More immediately, the 1815 festival gave rise to the Edinburgh Institution for the encouragement of Sacred Music, established on 28 December 1816. The report on their annual general meeting, chaired by the Lord Provost, echoes Farquhar Graham, deploring Scotland’s ‘national deficiency’ in the realm of sacred music, seen as a touchstone of civilisation. The Scottish attachment to folk music was held responsible for ‘a certain prejudice which still exists against any departure from the naked simplicity of our earliest melodies. The native musical taste of Scotland can hardly be said to relish the charms of harmony’. The report hails the previous year’s events as pivotal in Scotland’s emergence from this backward state:
‘It was the musical festival of 1815, which gave a new turn in this quarter, to the general feeling on the subject of sacred music: and […] laid the foundation for an improved taste in this country. Those splendid performances, in which variety, richness, and elegance, were so remarkably combined, filled the audience with emotions, which probably had never before been excited in Scotland by the power of music.’

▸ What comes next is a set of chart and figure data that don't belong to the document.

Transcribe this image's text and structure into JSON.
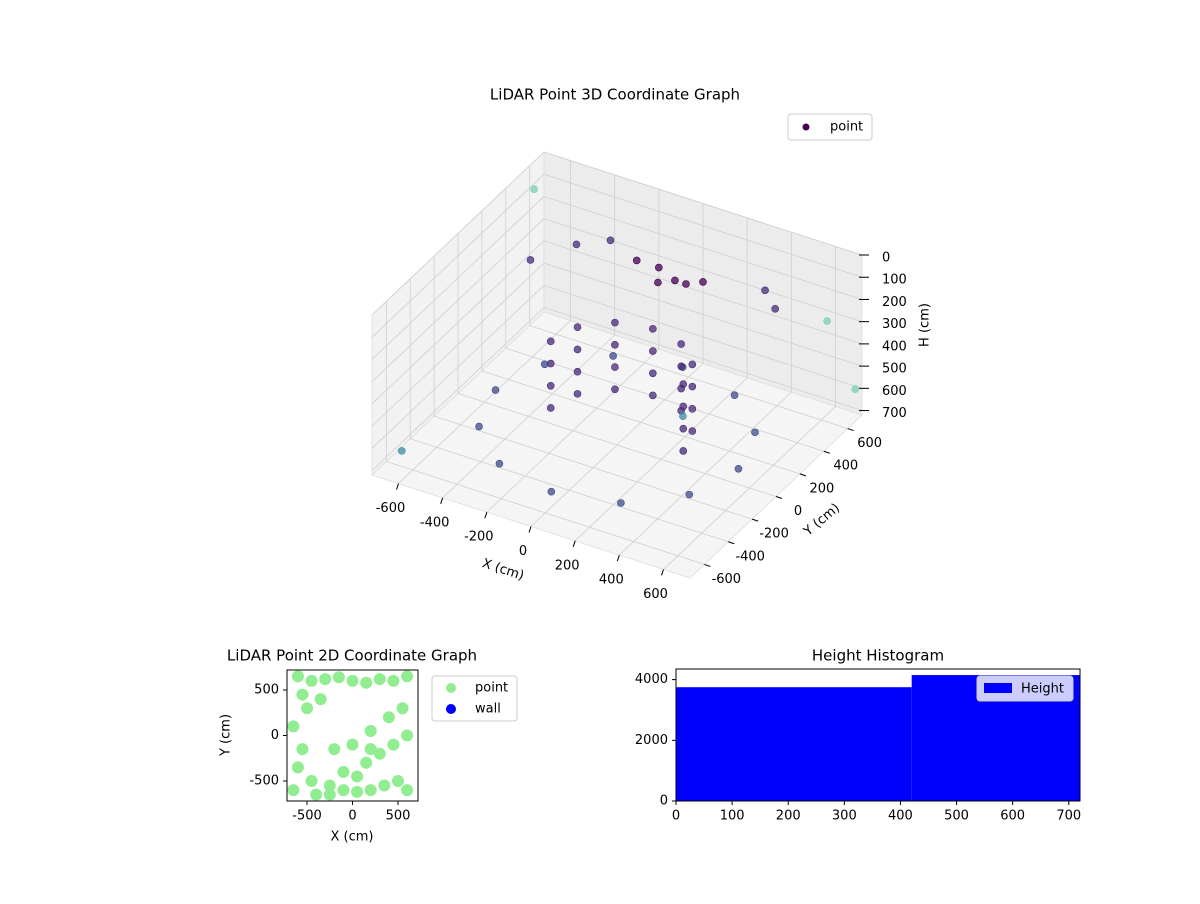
{
  "chart_data": [
    {
      "type": "scatter3d",
      "title": "LiDAR Point 3D Coordinate Graph",
      "xlabel": "X (cm)",
      "ylabel": "Y (cm)",
      "zlabel": "H (cm)",
      "xlim": [
        -720,
        720
      ],
      "ylim": [
        -720,
        720
      ],
      "zlim": [
        0,
        720
      ],
      "z_inverted": true,
      "xticks": [
        -600,
        -400,
        -200,
        0,
        200,
        400,
        600
      ],
      "yticks": [
        -600,
        -400,
        -200,
        0,
        200,
        400,
        600
      ],
      "zticks": [
        0,
        100,
        200,
        300,
        400,
        500,
        600,
        700
      ],
      "series": [
        {
          "name": "point",
          "color": "#440154",
          "x": [
            550,
            476,
            275,
            0,
            -275,
            -476,
            -550,
            -476,
            -275,
            0,
            275,
            476,
            300,
            300,
            300,
            300,
            260,
            260,
            260,
            260,
            150,
            150,
            150,
            150,
            0,
            0,
            0,
            0,
            -150,
            -150,
            -150,
            -150,
            -260,
            -260,
            -260,
            -260,
            -300,
            -300,
            -300,
            -300,
            100,
            0,
            -100,
            150,
            50,
            200,
            -400,
            -500,
            -300,
            500,
            400,
            -700,
            650,
            700,
            -650,
            600
          ],
          "y": [
            0,
            275,
            476,
            550,
            476,
            275,
            0,
            -275,
            -476,
            -550,
            -476,
            -275,
            0,
            0,
            0,
            0,
            150,
            150,
            150,
            150,
            260,
            260,
            260,
            260,
            300,
            300,
            300,
            300,
            260,
            260,
            260,
            260,
            150,
            150,
            150,
            150,
            0,
            0,
            0,
            0,
            300,
            350,
            350,
            300,
            250,
            350,
            400,
            200,
            500,
            400,
            500,
            600,
            -650,
            700,
            -600,
            650
          ],
          "values": [
            650,
            650,
            650,
            650,
            650,
            650,
            650,
            650,
            650,
            650,
            650,
            650,
            350,
            450,
            550,
            650,
            350,
            450,
            550,
            650,
            350,
            450,
            550,
            650,
            350,
            450,
            550,
            650,
            350,
            450,
            550,
            650,
            350,
            450,
            550,
            650,
            350,
            450,
            550,
            650,
            100,
            100,
            100,
            100,
            100,
            100,
            150,
            150,
            150,
            150,
            150,
            100,
            50,
            600,
            650,
            300
          ],
          "colors": [
            "#3e4a89",
            "#3e4a89",
            "#3e4a89",
            "#3e4a89",
            "#3e4a89",
            "#3e4a89",
            "#3e4a89",
            "#3e4a89",
            "#3e4a89",
            "#3e4a89",
            "#3e4a89",
            "#3e4a89",
            "#482878",
            "#482878",
            "#482878",
            "#482878",
            "#482878",
            "#482878",
            "#482878",
            "#482878",
            "#482878",
            "#482878",
            "#482878",
            "#482878",
            "#482878",
            "#482878",
            "#482878",
            "#482878",
            "#482878",
            "#482878",
            "#482878",
            "#482878",
            "#482878",
            "#482878",
            "#482878",
            "#482878",
            "#482878",
            "#482878",
            "#482878",
            "#482878",
            "#440154",
            "#440154",
            "#440154",
            "#440154",
            "#440154",
            "#440154",
            "#472c7a",
            "#472c7a",
            "#472c7a",
            "#472c7a",
            "#472c7a",
            "#7ad0b5",
            "#3a8ca0",
            "#7ad0b5",
            "#3a8ca0",
            "#7ad0b5"
          ]
        }
      ]
    },
    {
      "type": "scatter",
      "title": "LiDAR Point 2D Coordinate Graph",
      "xlabel": "X (cm)",
      "ylabel": "Y (cm)",
      "xlim": [
        -720,
        720
      ],
      "ylim": [
        -720,
        720
      ],
      "xticks": [
        -500,
        0,
        500
      ],
      "yticks": [
        -500,
        0,
        500
      ],
      "series": [
        {
          "name": "point",
          "color": "#90ee90",
          "x": [
            -600,
            -450,
            -300,
            -150,
            0,
            150,
            300,
            450,
            600,
            -550,
            -350,
            -500,
            -650,
            -600,
            -450,
            -250,
            -100,
            50,
            200,
            350,
            500,
            600,
            150,
            300,
            450,
            600,
            -100,
            50,
            200,
            400,
            550,
            -200,
            0,
            200,
            -550,
            -650,
            -400,
            -250
          ],
          "y": [
            650,
            600,
            620,
            640,
            600,
            580,
            620,
            600,
            650,
            450,
            400,
            300,
            100,
            -350,
            -500,
            -550,
            -600,
            -620,
            -600,
            -550,
            -500,
            -600,
            -300,
            -200,
            -100,
            0,
            -400,
            -450,
            -150,
            200,
            300,
            -150,
            -100,
            50,
            -150,
            -600,
            -650,
            -650
          ]
        },
        {
          "name": "wall",
          "color": "#0000ff",
          "x": [],
          "y": []
        }
      ]
    },
    {
      "type": "histogram",
      "title": "Height Histogram",
      "bins": [
        0,
        420,
        720
      ],
      "values": [
        3750,
        4150
      ],
      "series_name": "Height",
      "color": "#0000ff",
      "xlim": [
        0,
        720
      ],
      "ylim": [
        0,
        4350
      ],
      "xticks": [
        0,
        100,
        200,
        300,
        400,
        500,
        600,
        700
      ],
      "yticks": [
        0,
        2000,
        4000
      ]
    }
  ]
}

It goes on to record the Institution’s concerts in 1816–17, in which ‘the effect […] was increased by the admirable talents of Mr Yaniewicz, who on this occasion obligingly consented to lead the band, and has ever since given his powerful assistance, both at the rehearsals and public performances.’ It ends by predicting that the establishment of this new institution ‘will be justly regarded by future times as a new era in the musical history of Scotland.’

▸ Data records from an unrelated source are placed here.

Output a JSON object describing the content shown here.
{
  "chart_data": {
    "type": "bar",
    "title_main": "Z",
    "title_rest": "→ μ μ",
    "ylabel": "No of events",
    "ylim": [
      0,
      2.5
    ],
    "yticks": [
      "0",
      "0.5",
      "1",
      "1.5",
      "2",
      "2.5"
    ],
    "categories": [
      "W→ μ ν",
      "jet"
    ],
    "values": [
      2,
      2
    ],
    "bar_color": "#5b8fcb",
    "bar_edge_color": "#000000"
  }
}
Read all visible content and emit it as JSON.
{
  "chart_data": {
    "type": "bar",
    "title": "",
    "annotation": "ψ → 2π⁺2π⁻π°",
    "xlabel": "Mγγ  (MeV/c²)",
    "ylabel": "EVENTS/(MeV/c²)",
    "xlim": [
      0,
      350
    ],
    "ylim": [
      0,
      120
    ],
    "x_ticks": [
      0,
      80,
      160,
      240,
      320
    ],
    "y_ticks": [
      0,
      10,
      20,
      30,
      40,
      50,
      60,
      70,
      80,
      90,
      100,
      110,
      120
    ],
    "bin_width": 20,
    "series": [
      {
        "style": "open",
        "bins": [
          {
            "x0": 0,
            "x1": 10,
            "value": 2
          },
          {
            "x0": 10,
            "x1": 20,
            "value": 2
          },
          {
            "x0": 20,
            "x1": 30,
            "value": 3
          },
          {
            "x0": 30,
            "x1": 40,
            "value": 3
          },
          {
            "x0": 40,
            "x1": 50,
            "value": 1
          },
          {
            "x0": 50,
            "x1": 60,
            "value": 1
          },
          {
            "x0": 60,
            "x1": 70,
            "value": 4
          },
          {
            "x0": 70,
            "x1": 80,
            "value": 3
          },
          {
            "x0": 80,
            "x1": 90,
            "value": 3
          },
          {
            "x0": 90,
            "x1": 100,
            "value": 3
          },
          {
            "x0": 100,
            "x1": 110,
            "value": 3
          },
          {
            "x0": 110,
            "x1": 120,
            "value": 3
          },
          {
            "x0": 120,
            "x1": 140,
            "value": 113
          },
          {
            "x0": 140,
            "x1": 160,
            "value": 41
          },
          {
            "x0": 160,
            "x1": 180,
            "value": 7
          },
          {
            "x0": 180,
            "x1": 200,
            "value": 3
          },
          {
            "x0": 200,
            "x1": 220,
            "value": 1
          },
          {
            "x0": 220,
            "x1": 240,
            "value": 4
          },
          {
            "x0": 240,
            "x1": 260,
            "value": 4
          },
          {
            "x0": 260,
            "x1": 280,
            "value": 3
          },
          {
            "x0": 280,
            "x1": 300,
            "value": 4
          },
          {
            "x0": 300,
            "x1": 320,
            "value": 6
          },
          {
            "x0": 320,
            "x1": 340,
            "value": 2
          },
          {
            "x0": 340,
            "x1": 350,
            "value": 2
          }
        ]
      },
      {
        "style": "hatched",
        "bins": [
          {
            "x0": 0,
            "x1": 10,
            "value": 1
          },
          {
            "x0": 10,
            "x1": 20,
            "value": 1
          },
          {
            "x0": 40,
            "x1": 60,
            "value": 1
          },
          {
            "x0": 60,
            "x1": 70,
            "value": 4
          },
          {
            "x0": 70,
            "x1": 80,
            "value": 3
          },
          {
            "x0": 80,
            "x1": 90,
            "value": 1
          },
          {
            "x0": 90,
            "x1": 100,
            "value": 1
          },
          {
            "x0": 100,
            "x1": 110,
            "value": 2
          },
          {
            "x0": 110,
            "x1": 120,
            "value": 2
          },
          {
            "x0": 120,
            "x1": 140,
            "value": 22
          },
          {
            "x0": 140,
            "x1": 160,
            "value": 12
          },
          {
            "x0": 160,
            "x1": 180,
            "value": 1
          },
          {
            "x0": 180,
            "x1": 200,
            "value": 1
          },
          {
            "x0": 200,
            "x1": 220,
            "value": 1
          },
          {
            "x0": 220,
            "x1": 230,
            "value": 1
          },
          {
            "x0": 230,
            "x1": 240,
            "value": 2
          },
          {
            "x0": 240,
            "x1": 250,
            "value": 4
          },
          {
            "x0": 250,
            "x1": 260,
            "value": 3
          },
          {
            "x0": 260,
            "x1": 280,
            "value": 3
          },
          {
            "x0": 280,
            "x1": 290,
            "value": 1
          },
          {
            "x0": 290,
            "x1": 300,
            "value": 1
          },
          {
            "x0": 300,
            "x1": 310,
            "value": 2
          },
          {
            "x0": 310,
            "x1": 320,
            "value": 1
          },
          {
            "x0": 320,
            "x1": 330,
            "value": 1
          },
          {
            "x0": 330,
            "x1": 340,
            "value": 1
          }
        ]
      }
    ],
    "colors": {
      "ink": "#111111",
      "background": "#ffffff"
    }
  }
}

The year after the 1815 festival, Corri retired as Edinburgh’s chief concert promoter and Yaniewicz was the obvious choice to succeed him. He instituted a series of ‘morning concerts’ of chamber music (actually at 2pm), ‘attended by a numerous and fashionable audience’. Later, in the 1820s, these Monday concerts were moved to Saturdays, suggesting a shift in his clientele from the leisured upper echelons of Edinburgh society to the professional classes.
1829 saw Yaniewicz’s farewell concert in Edinburgh, after which he began to disappear from public view. But it is tempting to wonder whether he crossed paths with another Felix who visited the city that year, on his way to a tour of the Highlands and the Hebrides. Mendelssohn stayed in the city for four days in July 1829, climbing Arthur’s Seat and finding the first inspiration for his Scottish Symphony in the ruined Abbey of Holyrood Palace. He stayed in Albany Street, a 10-minute walk from Yaniewicz’s residence, and it is not difficult to imagine that Yaniewicz would have been a guest at one of the soirées organised for Mendelssohn’s visit. He lived at Great King Street for almost two more decades, though sadly not quite long enough to encounter his compatriot Chopin, who visited Scotland in the autumn of 1848, only a few months after Yaniewicz died in May of that year.

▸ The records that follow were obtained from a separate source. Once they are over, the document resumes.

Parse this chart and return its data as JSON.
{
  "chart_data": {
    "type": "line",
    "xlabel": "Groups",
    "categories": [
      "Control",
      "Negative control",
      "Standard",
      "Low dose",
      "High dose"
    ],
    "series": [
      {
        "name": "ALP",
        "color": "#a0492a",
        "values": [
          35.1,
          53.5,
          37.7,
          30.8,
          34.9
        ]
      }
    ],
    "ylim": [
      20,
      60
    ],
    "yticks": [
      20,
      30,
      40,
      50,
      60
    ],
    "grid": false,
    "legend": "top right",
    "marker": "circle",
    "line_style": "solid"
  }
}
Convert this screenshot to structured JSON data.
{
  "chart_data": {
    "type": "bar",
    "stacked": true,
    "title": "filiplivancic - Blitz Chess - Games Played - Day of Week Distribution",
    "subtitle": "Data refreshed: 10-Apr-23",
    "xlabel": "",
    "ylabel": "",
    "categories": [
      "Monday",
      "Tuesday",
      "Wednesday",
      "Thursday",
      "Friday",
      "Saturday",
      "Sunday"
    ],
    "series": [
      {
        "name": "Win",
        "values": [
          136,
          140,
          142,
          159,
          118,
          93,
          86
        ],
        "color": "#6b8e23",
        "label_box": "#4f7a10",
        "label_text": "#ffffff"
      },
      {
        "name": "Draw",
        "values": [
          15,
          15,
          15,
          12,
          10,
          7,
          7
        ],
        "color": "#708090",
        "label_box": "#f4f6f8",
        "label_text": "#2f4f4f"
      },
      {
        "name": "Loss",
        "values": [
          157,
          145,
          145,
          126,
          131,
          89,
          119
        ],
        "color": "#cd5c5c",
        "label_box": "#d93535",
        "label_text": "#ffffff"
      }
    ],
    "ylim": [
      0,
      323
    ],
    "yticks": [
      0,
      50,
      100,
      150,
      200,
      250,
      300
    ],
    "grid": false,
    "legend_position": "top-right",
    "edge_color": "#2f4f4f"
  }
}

Yaniewicz is buried in Warriston Cemetery, where his gravestone commemorates ‘a most eminent and accomplished musician […] honoured, loved and regretted’. A fitting obituary can be found in Noctes Ambrosianae, published in Blackwoods Magazine in 1826:
‘Let Yaniewicz, and Finlay Dun and Murray, play solos of various kinds – divine airs of the great old masters, illustrious or obscure – airs that may lap the soul in Elysium. Let them also, at times, join their eloquent violins, and harmoniously discourse in a celestial colloquy: they are men of taste, feeling, and genius.’
The exhibition, Music and Migration in Georgian Edinburgh, can be seen at the Georgian House, 7 Charlotte Square, 25 June–22 October 2022. Entry to the exhibition will be included with admission to the Georgian House.